There were and still are many people and organizations, such as myself, keeping the Black Power movement alive today. Whether America can deal with its own historical reality or not, and end the U.S. government’s race-based fascism against its own people is yet to be seen. Ask yourself, what kind of condition will this world be in when we get off when we get old if the responsibility to run this new world and its system is passed down to this new generation?

The local New Black Panther Party is looking for men and women to uplift our communities and provide positive responsible role models and guidance for our youth. We go out to feed people experiencing homelessness, especially during this pandemic — just like we did in the BPP in the 60s. And every Monday I host our “Freedom or Death” radio show to let people know about this struggle. Our community needs programs that provide social, political, spiritual, academic, cultural, and historical education. 

The only way people can be misled is if knowledge and information is withheld, concealed, changed, or absent.
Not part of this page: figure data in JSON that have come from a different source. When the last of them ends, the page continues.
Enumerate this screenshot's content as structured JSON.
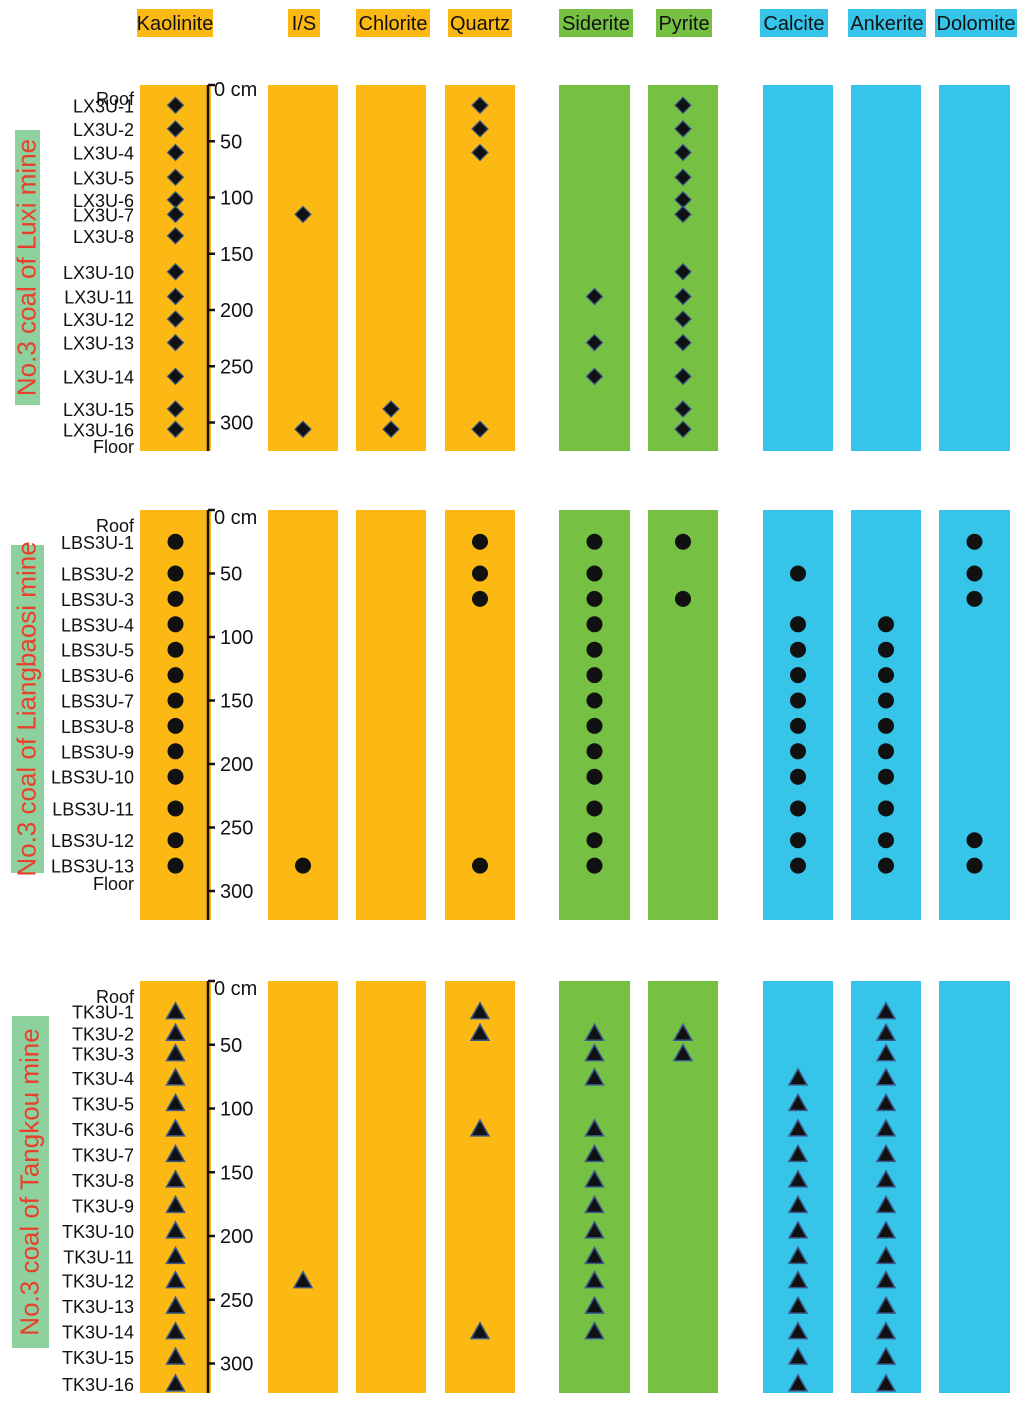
{
  "colors": {
    "clay_group": "#fdb913",
    "sulfide_group": "#76c043",
    "carbonate_group": "#36c5e8",
    "mine_label_bg": "#8fd19e",
    "mine_label_text": "#e8402a",
    "marker": "#111111",
    "marker_edge": "#3a5a8c"
  },
  "minerals": [
    {
      "name": "Kaolinite",
      "group": "clay"
    },
    {
      "name": "I/S",
      "group": "clay"
    },
    {
      "name": "Chlorite",
      "group": "clay"
    },
    {
      "name": "Quartz",
      "group": "clay"
    },
    {
      "name": "Siderite",
      "group": "sulfide"
    },
    {
      "name": "Pyrite",
      "group": "sulfide"
    },
    {
      "name": "Calcite",
      "group": "carbonate"
    },
    {
      "name": "Ankerite",
      "group": "carbonate"
    },
    {
      "name": "Dolomite",
      "group": "carbonate"
    }
  ],
  "chart_data": {
    "type": "scatter",
    "x_categories": [
      "Kaolinite",
      "I/S",
      "Chlorite",
      "Quartz",
      "Siderite",
      "Pyrite",
      "Calcite",
      "Ankerite",
      "Dolomite"
    ],
    "panels": [
      {
        "label": "No.3 coal of Luxi mine",
        "marker": "diamond",
        "depth_ticks": [
          0,
          50,
          100,
          150,
          200,
          250,
          300
        ],
        "depth_unit": "cm",
        "ylim": [
          0,
          320
        ],
        "roof_label": "Roof",
        "floor_label": "Floor",
        "samples": [
          {
            "name": "LX3U-1",
            "depth": 18,
            "minerals": [
              "Kaolinite",
              "Quartz",
              "Pyrite"
            ]
          },
          {
            "name": "LX3U-2",
            "depth": 39,
            "minerals": [
              "Kaolinite",
              "Quartz",
              "Pyrite"
            ]
          },
          {
            "name": "LX3U-4",
            "depth": 60,
            "minerals": [
              "Kaolinite",
              "Quartz",
              "Pyrite"
            ]
          },
          {
            "name": "LX3U-5",
            "depth": 82,
            "minerals": [
              "Kaolinite",
              "Pyrite"
            ]
          },
          {
            "name": "LX3U-6",
            "depth": 102,
            "minerals": [
              "Kaolinite",
              "Pyrite"
            ]
          },
          {
            "name": "LX3U-7",
            "depth": 115,
            "minerals": [
              "Kaolinite",
              "I/S",
              "Pyrite"
            ]
          },
          {
            "name": "LX3U-8",
            "depth": 134,
            "minerals": [
              "Kaolinite"
            ]
          },
          {
            "name": "LX3U-10",
            "depth": 166,
            "minerals": [
              "Kaolinite",
              "Pyrite"
            ]
          },
          {
            "name": "LX3U-11",
            "depth": 188,
            "minerals": [
              "Kaolinite",
              "Siderite",
              "Pyrite"
            ]
          },
          {
            "name": "LX3U-12",
            "depth": 208,
            "minerals": [
              "Kaolinite",
              "Pyrite"
            ]
          },
          {
            "name": "LX3U-13",
            "depth": 229,
            "minerals": [
              "Kaolinite",
              "Siderite",
              "Pyrite"
            ]
          },
          {
            "name": "LX3U-14",
            "depth": 259,
            "minerals": [
              "Kaolinite",
              "Siderite",
              "Pyrite"
            ]
          },
          {
            "name": "LX3U-15",
            "depth": 288,
            "minerals": [
              "Kaolinite",
              "Chlorite",
              "Pyrite"
            ]
          },
          {
            "name": "LX3U-16",
            "depth": 306,
            "minerals": [
              "Kaolinite",
              "I/S",
              "Chlorite",
              "Quartz",
              "Pyrite"
            ]
          }
        ]
      },
      {
        "label": "No.3 coal of Liangbaosi mine",
        "marker": "circle",
        "depth_ticks": [
          0,
          50,
          100,
          150,
          200,
          250,
          300
        ],
        "depth_unit": "cm",
        "ylim": [
          0,
          320
        ],
        "roof_label": "Roof",
        "floor_label": "Floor",
        "samples": [
          {
            "name": "LBS3U-1",
            "depth": 25,
            "minerals": [
              "Kaolinite",
              "Quartz",
              "Siderite",
              "Pyrite",
              "Dolomite"
            ]
          },
          {
            "name": "LBS3U-2",
            "depth": 50,
            "minerals": [
              "Kaolinite",
              "Quartz",
              "Siderite",
              "Calcite",
              "Dolomite"
            ]
          },
          {
            "name": "LBS3U-3",
            "depth": 70,
            "minerals": [
              "Kaolinite",
              "Quartz",
              "Siderite",
              "Pyrite",
              "Dolomite"
            ]
          },
          {
            "name": "LBS3U-4",
            "depth": 90,
            "minerals": [
              "Kaolinite",
              "Siderite",
              "Calcite",
              "Ankerite"
            ]
          },
          {
            "name": "LBS3U-5",
            "depth": 110,
            "minerals": [
              "Kaolinite",
              "Siderite",
              "Calcite",
              "Ankerite"
            ]
          },
          {
            "name": "LBS3U-6",
            "depth": 130,
            "minerals": [
              "Kaolinite",
              "Siderite",
              "Calcite",
              "Ankerite"
            ]
          },
          {
            "name": "LBS3U-7",
            "depth": 150,
            "minerals": [
              "Kaolinite",
              "Siderite",
              "Calcite",
              "Ankerite"
            ]
          },
          {
            "name": "LBS3U-8",
            "depth": 170,
            "minerals": [
              "Kaolinite",
              "Siderite",
              "Calcite",
              "Ankerite"
            ]
          },
          {
            "name": "LBS3U-9",
            "depth": 190,
            "minerals": [
              "Kaolinite",
              "Siderite",
              "Calcite",
              "Ankerite"
            ]
          },
          {
            "name": "LBS3U-10",
            "depth": 210,
            "minerals": [
              "Kaolinite",
              "Siderite",
              "Calcite",
              "Ankerite"
            ]
          },
          {
            "name": "LBS3U-11",
            "depth": 235,
            "minerals": [
              "Kaolinite",
              "Siderite",
              "Calcite",
              "Ankerite"
            ]
          },
          {
            "name": "LBS3U-12",
            "depth": 260,
            "minerals": [
              "Kaolinite",
              "Siderite",
              "Calcite",
              "Ankerite",
              "Dolomite"
            ]
          },
          {
            "name": "LBS3U-13",
            "depth": 280,
            "minerals": [
              "Kaolinite",
              "I/S",
              "Quartz",
              "Siderite",
              "Calcite",
              "Ankerite",
              "Dolomite"
            ]
          }
        ]
      },
      {
        "label": "No.3 coal of Tangkou mine",
        "marker": "triangle",
        "depth_ticks": [
          0,
          50,
          100,
          150,
          200,
          250,
          300
        ],
        "depth_unit": "cm",
        "ylim": [
          0,
          322
        ],
        "roof_label": "Roof",
        "floor_label": "",
        "samples": [
          {
            "name": "TK3U-1",
            "depth": 24,
            "minerals": [
              "Kaolinite",
              "Quartz",
              "Ankerite"
            ]
          },
          {
            "name": "TK3U-2",
            "depth": 41,
            "minerals": [
              "Kaolinite",
              "Quartz",
              "Siderite",
              "Pyrite",
              "Ankerite"
            ]
          },
          {
            "name": "TK3U-3",
            "depth": 57,
            "minerals": [
              "Kaolinite",
              "Siderite",
              "Pyrite",
              "Ankerite"
            ]
          },
          {
            "name": "TK3U-4",
            "depth": 76,
            "minerals": [
              "Kaolinite",
              "Siderite",
              "Calcite",
              "Ankerite"
            ]
          },
          {
            "name": "TK3U-5",
            "depth": 96,
            "minerals": [
              "Kaolinite",
              "Calcite",
              "Ankerite"
            ]
          },
          {
            "name": "TK3U-6",
            "depth": 116,
            "minerals": [
              "Kaolinite",
              "Quartz",
              "Siderite",
              "Calcite",
              "Ankerite"
            ]
          },
          {
            "name": "TK3U-7",
            "depth": 136,
            "minerals": [
              "Kaolinite",
              "Siderite",
              "Calcite",
              "Ankerite"
            ]
          },
          {
            "name": "TK3U-8",
            "depth": 156,
            "minerals": [
              "Kaolinite",
              "Siderite",
              "Calcite",
              "Ankerite"
            ]
          },
          {
            "name": "TK3U-9",
            "depth": 176,
            "minerals": [
              "Kaolinite",
              "Siderite",
              "Calcite",
              "Ankerite"
            ]
          },
          {
            "name": "TK3U-10",
            "depth": 196,
            "minerals": [
              "Kaolinite",
              "Siderite",
              "Calcite",
              "Ankerite"
            ]
          },
          {
            "name": "TK3U-11",
            "depth": 216,
            "minerals": [
              "Kaolinite",
              "Siderite",
              "Calcite",
              "Ankerite"
            ]
          },
          {
            "name": "TK3U-12",
            "depth": 235,
            "minerals": [
              "Kaolinite",
              "I/S",
              "Siderite",
              "Calcite",
              "Ankerite"
            ]
          },
          {
            "name": "TK3U-13",
            "depth": 255,
            "minerals": [
              "Kaolinite",
              "Siderite",
              "Calcite",
              "Ankerite"
            ]
          },
          {
            "name": "TK3U-14",
            "depth": 275,
            "minerals": [
              "Kaolinite",
              "Quartz",
              "Siderite",
              "Calcite",
              "Ankerite"
            ]
          },
          {
            "name": "TK3U-15",
            "depth": 295,
            "minerals": [
              "Kaolinite",
              "Calcite",
              "Ankerite"
            ]
          },
          {
            "name": "TK3U-16",
            "depth": 316,
            "minerals": [
              "Kaolinite",
              "Calcite",
              "Ankerite"
            ]
          }
        ]
      }
    ]
  }
}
Many people get the wrong idea about revolution out of fear. Revolution should begin within each of us, first, to rehabilitate yourself against self-destruction. Revolution is rehabilitation against illiteracy, against racism, against deceit. It’s the rehabilitation against hate and self-hate, the rehabilitation against hypocrisy and jealousy. Revolution is the rehabilitation towards love, respect, and unity of all nations as equal human beings — no matter what creed or heritage. The fact of the matter remains that we are all children of God.


Pierre Johnson, a.k.a. “Abdullah Mutawakki Shakoor,” is an artist and vendor for Street Sense.